Lite of the mind (a light-hearted look at all things Chicago)

Trees on the move

By Amy Braverman Puma

Photography by Dan Dry

Construction for the Mansueto Library, west of the Regenstein, has begun. The tennis courts along Ellis are gone, along with several of the site’s trees—many of which, including those memorializing former librarians, were replanted this May in new campus spots. A dozen oaks and maples, meanwhile, dating to 1970 when the Reg was built, will be given to Skokie-based Horigan Urban Forest Products, says University Planner Richard Bumstead. The harvesting company “reuses trees for furniture, woodwork, cabinets, bowls.” As Bumstead notes, “it’s better than wood chips.”

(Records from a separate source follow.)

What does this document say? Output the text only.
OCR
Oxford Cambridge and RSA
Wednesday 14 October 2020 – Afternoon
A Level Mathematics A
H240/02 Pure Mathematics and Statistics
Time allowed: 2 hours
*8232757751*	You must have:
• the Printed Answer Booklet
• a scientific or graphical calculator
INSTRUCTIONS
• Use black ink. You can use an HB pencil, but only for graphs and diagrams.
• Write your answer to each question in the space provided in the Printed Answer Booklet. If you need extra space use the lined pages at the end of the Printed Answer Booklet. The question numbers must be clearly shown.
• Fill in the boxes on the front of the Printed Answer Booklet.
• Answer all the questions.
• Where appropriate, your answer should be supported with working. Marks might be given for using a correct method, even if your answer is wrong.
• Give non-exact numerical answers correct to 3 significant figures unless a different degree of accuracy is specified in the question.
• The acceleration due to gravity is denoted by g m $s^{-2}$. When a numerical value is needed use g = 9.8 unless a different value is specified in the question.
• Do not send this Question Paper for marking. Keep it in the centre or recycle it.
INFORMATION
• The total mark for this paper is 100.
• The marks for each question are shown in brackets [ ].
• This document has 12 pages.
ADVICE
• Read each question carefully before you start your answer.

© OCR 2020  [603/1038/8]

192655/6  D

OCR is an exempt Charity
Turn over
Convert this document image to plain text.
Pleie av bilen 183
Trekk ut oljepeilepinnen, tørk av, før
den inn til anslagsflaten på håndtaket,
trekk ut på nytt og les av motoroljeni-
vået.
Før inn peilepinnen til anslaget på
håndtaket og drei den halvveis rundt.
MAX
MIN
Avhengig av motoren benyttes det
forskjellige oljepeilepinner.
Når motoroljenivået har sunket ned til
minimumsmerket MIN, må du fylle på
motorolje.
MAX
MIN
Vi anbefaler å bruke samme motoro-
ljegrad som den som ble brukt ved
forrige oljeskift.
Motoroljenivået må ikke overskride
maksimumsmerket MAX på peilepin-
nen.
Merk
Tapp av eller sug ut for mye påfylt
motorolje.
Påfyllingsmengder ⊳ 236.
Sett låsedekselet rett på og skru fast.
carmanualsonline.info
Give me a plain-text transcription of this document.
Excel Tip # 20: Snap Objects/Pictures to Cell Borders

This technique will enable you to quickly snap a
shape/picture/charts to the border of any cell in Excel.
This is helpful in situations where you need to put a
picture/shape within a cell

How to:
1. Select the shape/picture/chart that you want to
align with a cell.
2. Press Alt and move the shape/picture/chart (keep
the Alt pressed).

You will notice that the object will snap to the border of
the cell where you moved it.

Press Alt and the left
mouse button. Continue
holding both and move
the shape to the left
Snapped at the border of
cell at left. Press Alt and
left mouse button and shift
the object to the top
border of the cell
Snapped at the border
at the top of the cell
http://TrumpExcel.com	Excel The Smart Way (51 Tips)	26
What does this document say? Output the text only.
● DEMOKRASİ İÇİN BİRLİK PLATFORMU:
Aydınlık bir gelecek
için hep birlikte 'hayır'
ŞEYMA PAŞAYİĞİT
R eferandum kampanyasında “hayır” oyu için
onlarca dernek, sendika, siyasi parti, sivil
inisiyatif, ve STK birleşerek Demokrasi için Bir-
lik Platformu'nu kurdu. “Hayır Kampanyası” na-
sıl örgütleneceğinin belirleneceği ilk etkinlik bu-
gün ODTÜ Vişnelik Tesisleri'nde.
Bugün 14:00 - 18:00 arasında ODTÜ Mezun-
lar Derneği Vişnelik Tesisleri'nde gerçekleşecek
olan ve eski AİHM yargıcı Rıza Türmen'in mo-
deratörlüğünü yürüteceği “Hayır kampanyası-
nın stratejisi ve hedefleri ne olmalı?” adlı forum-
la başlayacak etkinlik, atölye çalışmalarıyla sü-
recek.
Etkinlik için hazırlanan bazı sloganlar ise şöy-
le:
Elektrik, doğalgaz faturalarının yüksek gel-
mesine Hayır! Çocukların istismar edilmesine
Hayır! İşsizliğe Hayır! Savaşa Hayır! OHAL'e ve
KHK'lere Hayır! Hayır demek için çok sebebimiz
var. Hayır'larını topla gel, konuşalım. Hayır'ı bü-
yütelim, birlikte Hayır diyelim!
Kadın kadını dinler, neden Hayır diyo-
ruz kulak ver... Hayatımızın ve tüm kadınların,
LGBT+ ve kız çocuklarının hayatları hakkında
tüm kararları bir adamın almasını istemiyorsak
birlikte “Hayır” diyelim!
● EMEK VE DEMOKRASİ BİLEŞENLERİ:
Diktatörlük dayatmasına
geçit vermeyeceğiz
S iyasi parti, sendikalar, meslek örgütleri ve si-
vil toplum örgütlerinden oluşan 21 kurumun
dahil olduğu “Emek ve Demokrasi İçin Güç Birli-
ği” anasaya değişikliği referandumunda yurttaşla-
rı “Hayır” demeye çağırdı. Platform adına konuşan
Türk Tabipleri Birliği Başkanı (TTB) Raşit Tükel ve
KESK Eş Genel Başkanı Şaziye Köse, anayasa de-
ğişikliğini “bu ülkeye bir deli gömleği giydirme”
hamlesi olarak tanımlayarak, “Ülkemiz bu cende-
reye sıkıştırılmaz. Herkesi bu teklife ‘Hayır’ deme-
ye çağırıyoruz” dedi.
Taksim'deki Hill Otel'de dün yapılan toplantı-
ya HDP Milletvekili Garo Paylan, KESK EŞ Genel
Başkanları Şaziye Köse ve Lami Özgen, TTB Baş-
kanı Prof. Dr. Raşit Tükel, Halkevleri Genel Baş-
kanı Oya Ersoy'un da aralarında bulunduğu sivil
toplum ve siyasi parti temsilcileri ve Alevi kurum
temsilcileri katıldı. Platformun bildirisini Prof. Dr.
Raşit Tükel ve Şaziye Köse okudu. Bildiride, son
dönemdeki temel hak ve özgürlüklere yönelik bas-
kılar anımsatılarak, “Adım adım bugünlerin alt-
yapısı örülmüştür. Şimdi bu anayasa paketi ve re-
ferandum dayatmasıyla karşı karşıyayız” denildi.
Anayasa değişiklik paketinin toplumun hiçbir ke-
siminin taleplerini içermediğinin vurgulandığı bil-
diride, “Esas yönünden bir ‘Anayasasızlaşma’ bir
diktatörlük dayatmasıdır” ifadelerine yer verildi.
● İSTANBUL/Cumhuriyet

Five crab apple trees now bloom a block north of the Reg. Planner Richard Bumstead stands near three along 56th Street near the Smart Museum, planted in memory of Ruth Murray, former bibliographer for education, sociology, psychology, and women’s studies.
Two crab apples, memorializing former music librarian Hans Lenneberg and his regular lunch companion, former bibliographer for English and American literature, classical philology, and modern poetry Charles Helzer, stand along Ellis near the Young parking lot.
Bumstead also found new homes for three bald cypress trees (not memorials), two south of Max Palevsky Central and one west of Bartlett. After a 2006 storm downed many campus trees, this cypress, and all others still standing, got tagged.
Three lilacs, honoring former head of reference Christine Reb Longstreet, wouldn’t survive a move; they’ll be replaced on the Mansueto site. A thornless cockspur northwest of the Reg, named for former Slavic bibliographer Vaclav Laska, AM’64, AM’72, will stay put.